Après avoir demandé à Dieu le pain de chaque jour, la prière du Notre Père entre dans le domaine de nos relations avec les autres. Et Jésus nous enseigne à demander au Père : « Pardonne-nous nos offenses, comme nous pardonnons à ceux qui nous ont offensés » (Mt 6,12). De même que nous avons besoin du pain, nous avons aussi besoin du pardon. Et cela tous les jours.
Le chrétien qui prie demande avant tout à Dieu que soient pardonnées ses offenses, c’est-à-dire ses péchés, ce qu’il fait de mal.
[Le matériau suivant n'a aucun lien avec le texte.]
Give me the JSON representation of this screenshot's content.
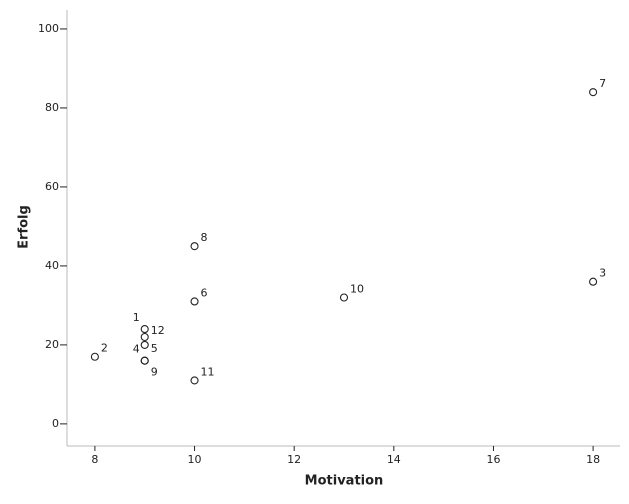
{
  "chart_data": {
    "type": "scatter",
    "x_label": "Motivation",
    "y_label": "Erfolg",
    "x": [
      9,
      8,
      18,
      9,
      9,
      10,
      18,
      10,
      9,
      13,
      10,
      9
    ],
    "values": [
      24,
      17,
      36,
      16,
      20,
      31,
      84,
      45,
      16,
      32,
      11,
      22
    ],
    "point_labels": [
      "1",
      "2",
      "3",
      "4",
      "5",
      "6",
      "7",
      "8",
      "9",
      "10",
      "11",
      "12"
    ],
    "xlim": [
      7.44,
      18.54
    ],
    "ylim": [
      -5.6,
      104.8
    ],
    "xticks": [
      8,
      10,
      12,
      14,
      16,
      18
    ],
    "yticks": [
      0,
      20,
      40,
      60,
      80,
      100
    ],
    "marker_color": "#222222"
  }
}
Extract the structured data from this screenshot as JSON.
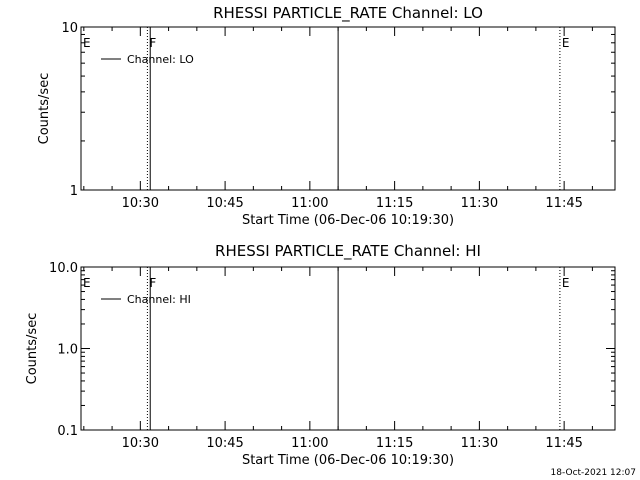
{
  "chart_data": [
    {
      "type": "line",
      "title": "RHESSI PARTICLE_RATE Channel: LO",
      "xlabel": "Start Time (06-Dec-06 10:19:30)",
      "ylabel": "Counts/sec",
      "y_scale": "log",
      "ylim": [
        1,
        10
      ],
      "y_ticks": [
        "1",
        "10"
      ],
      "xlim": [
        "10:19:30",
        "11:54:00"
      ],
      "x_ticks": [
        "10:30",
        "10:45",
        "11:00",
        "11:15",
        "11:30",
        "11:45"
      ],
      "legend_position": "top-left",
      "series": [
        {
          "name": "Channel: LO",
          "values": []
        }
      ],
      "vertical_markers": [
        {
          "time": "10:19:30",
          "style": "dotted",
          "label": "E"
        },
        {
          "time": "10:31:15",
          "style": "dotted",
          "label": "F"
        },
        {
          "time": "10:31:45",
          "style": "solid",
          "label": ""
        },
        {
          "time": "11:05:00",
          "style": "solid",
          "label": ""
        },
        {
          "time": "11:44:15",
          "style": "dotted",
          "label": "E"
        },
        {
          "time": "11:54:00",
          "style": "dotted",
          "label": ""
        }
      ]
    },
    {
      "type": "line",
      "title": "RHESSI PARTICLE_RATE Channel: HI",
      "xlabel": "Start Time (06-Dec-06 10:19:30)",
      "ylabel": "Counts/sec",
      "y_scale": "log",
      "ylim": [
        0.1,
        10
      ],
      "y_ticks": [
        "0.1",
        "1.0",
        "10.0"
      ],
      "xlim": [
        "10:19:30",
        "11:54:00"
      ],
      "x_ticks": [
        "10:30",
        "10:45",
        "11:00",
        "11:15",
        "11:30",
        "11:45"
      ],
      "legend_position": "top-left",
      "series": [
        {
          "name": "Channel: HI",
          "values": []
        }
      ],
      "vertical_markers": [
        {
          "time": "10:19:30",
          "style": "dotted",
          "label": "E"
        },
        {
          "time": "10:31:15",
          "style": "dotted",
          "label": "F"
        },
        {
          "time": "10:31:45",
          "style": "solid",
          "label": ""
        },
        {
          "time": "11:05:00",
          "style": "solid",
          "label": ""
        },
        {
          "time": "11:44:15",
          "style": "dotted",
          "label": "E"
        },
        {
          "time": "11:54:00",
          "style": "dotted",
          "label": ""
        }
      ]
    }
  ],
  "footer": {
    "timestamp": "18-Oct-2021 12:07"
  }
}
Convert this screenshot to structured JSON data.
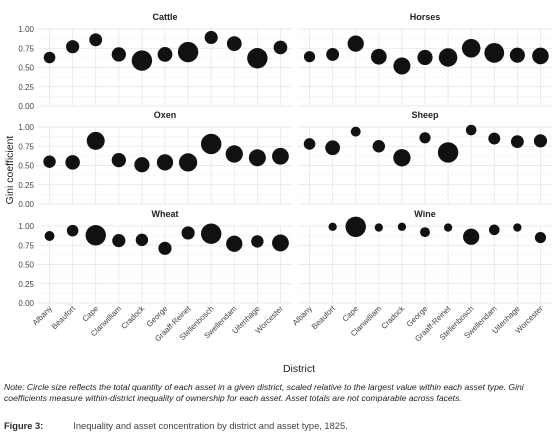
{
  "chart_data": {
    "type": "scatter",
    "ylabel": "Gini coefficient",
    "xlabel": "District",
    "ylim": [
      0,
      1
    ],
    "yticks": [
      "0.00",
      "0.25",
      "0.50",
      "0.75",
      "1.00"
    ],
    "grid": true,
    "districts": [
      "Albany",
      "Beaufort",
      "Cape",
      "Clanwilliam",
      "Cradock",
      "George",
      "Graaff-Reinet",
      "Stellenbosch",
      "Swellendam",
      "Uitenhage",
      "Worcester"
    ],
    "facets": [
      {
        "name": "Cattle",
        "values": [
          0.63,
          0.77,
          0.86,
          0.67,
          0.59,
          0.67,
          0.7,
          0.89,
          0.81,
          0.62,
          0.76
        ],
        "sizes": [
          0.2,
          0.3,
          0.28,
          0.38,
          1.0,
          0.42,
          1.0,
          0.3,
          0.42,
          1.0,
          0.33
        ]
      },
      {
        "name": "Horses",
        "values": [
          0.64,
          0.67,
          0.81,
          0.64,
          0.52,
          0.63,
          0.63,
          0.75,
          0.69,
          0.66,
          0.65
        ],
        "sizes": [
          0.18,
          0.28,
          0.55,
          0.5,
          0.62,
          0.45,
          0.78,
          0.78,
          0.92,
          0.45,
          0.58
        ]
      },
      {
        "name": "Oxen",
        "values": [
          0.55,
          0.54,
          0.82,
          0.57,
          0.51,
          0.54,
          0.54,
          0.78,
          0.65,
          0.6,
          0.62
        ],
        "sizes": [
          0.25,
          0.4,
          0.72,
          0.38,
          0.45,
          0.55,
          0.75,
          1.0,
          0.65,
          0.62,
          0.6
        ]
      },
      {
        "name": "Sheep",
        "values": [
          0.78,
          0.73,
          0.94,
          0.75,
          0.6,
          0.86,
          0.67,
          0.96,
          0.85,
          0.81,
          0.82
        ],
        "sizes": [
          0.2,
          0.42,
          0.12,
          0.25,
          0.65,
          0.18,
          1.0,
          0.15,
          0.22,
          0.28,
          0.3
        ]
      },
      {
        "name": "Wheat",
        "values": [
          0.87,
          0.94,
          0.88,
          0.81,
          0.82,
          0.71,
          0.91,
          0.9,
          0.77,
          0.8,
          0.78
        ],
        "sizes": [
          0.12,
          0.2,
          1.0,
          0.3,
          0.25,
          0.3,
          0.3,
          1.0,
          0.55,
          0.25,
          0.6
        ]
      },
      {
        "name": "Wine",
        "values": [
          null,
          0.99,
          0.99,
          0.98,
          0.99,
          0.92,
          0.98,
          0.86,
          0.95,
          0.98,
          0.85
        ],
        "sizes": [
          0,
          0.06,
          1.0,
          0.06,
          0.06,
          0.12,
          0.06,
          0.55,
          0.15,
          0.06,
          0.18
        ]
      }
    ]
  },
  "note": "Note: Circle size reflects the total quantity of each asset in a given district, scaled relative to the largest value within each asset type. Gini coefficients measure within-district inequality of ownership for each asset. Asset totals are not comparable across facets.",
  "caption": {
    "label": "Figure 3:",
    "text": "Inequality and asset concentration by district and asset type, 1825."
  }
}
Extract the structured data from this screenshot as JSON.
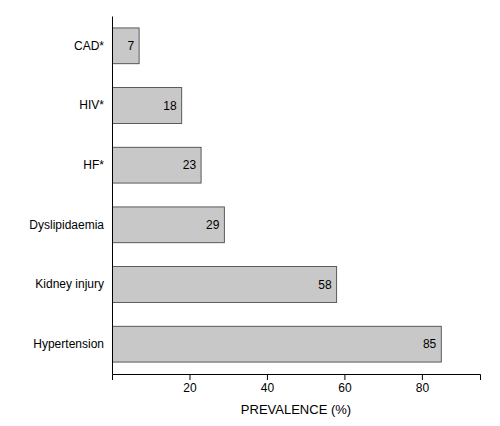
{
  "chart_data": {
    "type": "bar",
    "orientation": "horizontal",
    "categories": [
      "Hypertension",
      "Kidney injury",
      "Dyslipidaemia",
      "HF*",
      "HIV*",
      "CAD*"
    ],
    "values": [
      85,
      58,
      29,
      23,
      18,
      7
    ],
    "color": "#c8c8c8",
    "xlabel": "PREVALENCE (%)",
    "xlim": [
      0,
      95
    ],
    "xticks": [
      20,
      40,
      60,
      80
    ],
    "data_labels": true,
    "grid": false
  }
}
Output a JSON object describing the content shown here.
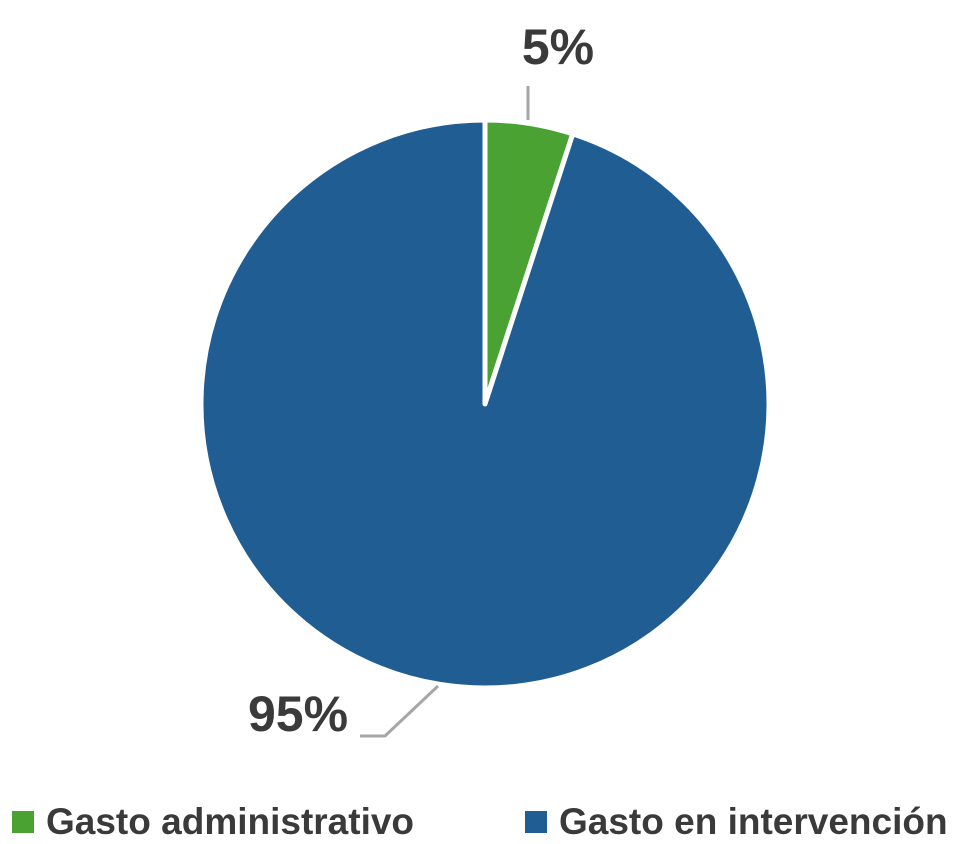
{
  "chart_data": {
    "type": "pie",
    "start_angle_deg": 0,
    "direction": "clockwise",
    "slices": [
      {
        "label": "Gasto administrativo",
        "value": 5,
        "display": "5%",
        "color": "#4aa233"
      },
      {
        "label": "Gasto en intervención",
        "value": 95,
        "display": "95%",
        "color": "#1f5d93"
      }
    ],
    "legend": {
      "position": "bottom",
      "items": [
        {
          "label": "Gasto administrativo",
          "color": "#4aa233"
        },
        {
          "label": "Gasto en intervención",
          "color": "#1f5d93"
        }
      ]
    },
    "leader_line_color": "#a6a6a6",
    "label_color": "#3a3a3a"
  }
}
C’est la première vérité de toute prière : même si nous étions des personnes parfaites, même si nous étions des saints limpides qui ne dévient jamais d’une vie bonne, nous restons toujours des enfants qui doivent tout à leur Père. L’attitude la plus dangereuse de toute vie chrétienne, quelle est-elle ? C’est l’orgueil. C’est l’attitude de celui qui se met devant Dieu en pensant que ses comptes avec lui sont toujours à jour : l’orgueilleux croit qu’il a tout en ordre. Comme le pharisien de la parabole, dans le temple, qui pense prier mais en réalité il se loue lui-même devant Dieu : « Je te remercie, Seigneur, parce que je ne suis pas comme les autres ». Et les gens qui se sentent parfaits, les gens qui critiquent les autres, sont des gens orgueilleux. Personne d’entre nous n’est parfait, personne. Au contraire, le publicain, qui se tenait derrière, dans le temple, un pécheur méprisé par tout le monde, s’arrête sur le seuil du temple et ne se sent pas digne d’entrer, et il se confie à la miséricorde de Dieu. Et Jésus commente ainsi : « c’est lui qui était devenu un homme juste, plutôt que l’autre » (Lc 18,14), c’est-à-dire pardonné, sauvé. Pourquoi ? Parce qu’il n’était pas orgueilleux, parce qu’il reconnaissait ses limites et ses péchés.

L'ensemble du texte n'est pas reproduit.